Verify the identities algebraically.
1.) TAN^5 X= TAN³X SEC²X-TAN³X
2.) COS³X SIN²X= (SIN²X-SIN^4X)COS X
LS = cosx (cos^2 x) (sin^2 x)
= cosx (1 - sin^2 x) (sin^2 x)
= cosx(sin^2 x - sin^4 x)
= RS
To verify the given identities algebraically, we need to convert both sides of the equation to the same form and simplify until they are equal. Let's start with the first identity:
1.) TAN^5X = TAN³X SEC²X - TAN³X
First, let's simplify the right-hand side (RHS) of the equation:
TAN³X SEC²X - TAN³X
Using the identity SEC²X = 1 + TAN²X, we substitute this value:
TAN³X (1 + TAN²X) - TAN³X
Expanding:
TAN³X + TAN⁵X - TAN³X
Simplifying:
TAN⁵X
Now, we have TAN^5X on the RHS, which is equivalent to the LHS of the equation.

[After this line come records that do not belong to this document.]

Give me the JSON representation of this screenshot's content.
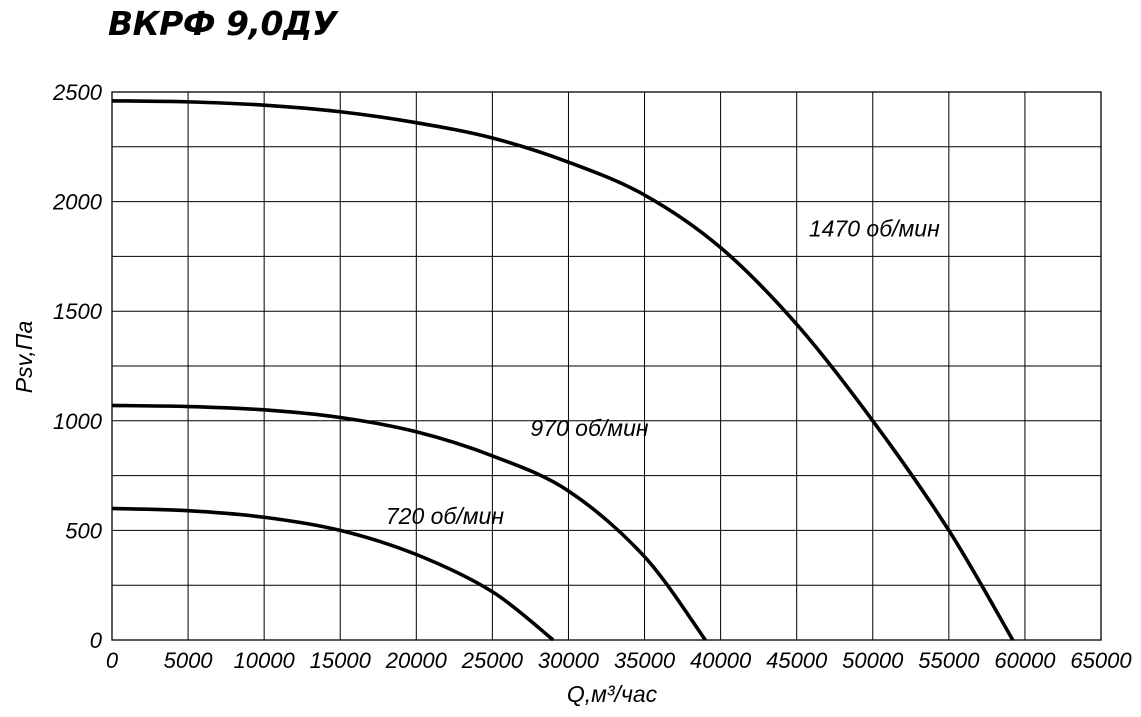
{
  "chart_data": {
    "type": "line",
    "title": "ВКРФ 9,0ДУ",
    "xlabel": "Q,м³/час",
    "ylabel": "Psv,Па",
    "xlim": [
      0,
      65000
    ],
    "ylim": [
      0,
      2500
    ],
    "x_ticks": [
      0,
      5000,
      10000,
      15000,
      20000,
      25000,
      30000,
      35000,
      40000,
      45000,
      50000,
      55000,
      60000,
      65000
    ],
    "x_tick_labels": [
      "0",
      "5000",
      "10000",
      "15000",
      "20000",
      "25000",
      "30000",
      "35000",
      "40000",
      "45000",
      "50000",
      "55000",
      "60000",
      "65000"
    ],
    "y_ticks": [
      0,
      500,
      1000,
      1500,
      2000,
      2500
    ],
    "y_tick_labels": [
      "0",
      "500",
      "1000",
      "1500",
      "2000",
      "2500"
    ],
    "grid": true,
    "series": [
      {
        "name": "1470 об/мин",
        "x": [
          0,
          5000,
          10000,
          15000,
          20000,
          25000,
          30000,
          35000,
          40000,
          45000,
          50000,
          55000,
          59200
        ],
        "y": [
          2460,
          2455,
          2440,
          2410,
          2360,
          2290,
          2180,
          2030,
          1790,
          1440,
          1000,
          500,
          0
        ]
      },
      {
        "name": "970 об/мин",
        "x": [
          0,
          5000,
          10000,
          15000,
          20000,
          25000,
          30000,
          35000,
          39000
        ],
        "y": [
          1070,
          1065,
          1050,
          1015,
          950,
          840,
          680,
          380,
          0
        ]
      },
      {
        "name": "720 об/мин",
        "x": [
          0,
          5000,
          10000,
          15000,
          20000,
          25000,
          29000
        ],
        "y": [
          600,
          590,
          560,
          500,
          390,
          220,
          0
        ]
      }
    ]
  }
}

Hence, the first identity is verified algebraically.
Moving on to the second identity:
2.) COS³X SIN²X = (SIN²X - SIN^4X) COS X
Let's simplify both sides of the equation:
LHS: COS³X SIN²X
RHS: (SIN²X - SIN^4X) COS X
Expanding the right-hand side:
LHS: COS³X SIN²X
RHS: SIN²X COS X - SIN^4X COS X
Using the Pythagorean identity SIN²X = 1 - COS²X, we substitute this value in:
LHS: COS³X SIN²X
RHS: (1 - COS²X) COS X - (1 - COS²X)² COS X
Expanding further:
LHS: COS³X SIN²X
RHS: COS X - COS³X - COS X + 2 COS³X - COS X COS²X + 2 COS³X COS²X - COS X COS⁴X - 2 COS³X COS⁴X + COS²X COS⁴X
Simplifying the RHS:
LHS: COS³X SIN²X
RHS: 4 COS³X - 2 COS X - 2 COS³X COS²X - 2 COS³X COS⁴X + COS²X COS⁴X
Comparing the LHS and RHS, we have:
COS³X SIN²X = 4 COS³X - 2 COS X - 2 COS³X COS²X - 2 COS³X COS⁴X + COS²X COS⁴X
The equation holds true. Hence, the second identity is verified algebraically.
Note: In some cases, it is possible to simplify both sides of the equation further or use alternative trigonometric identities to reach the same conclusion.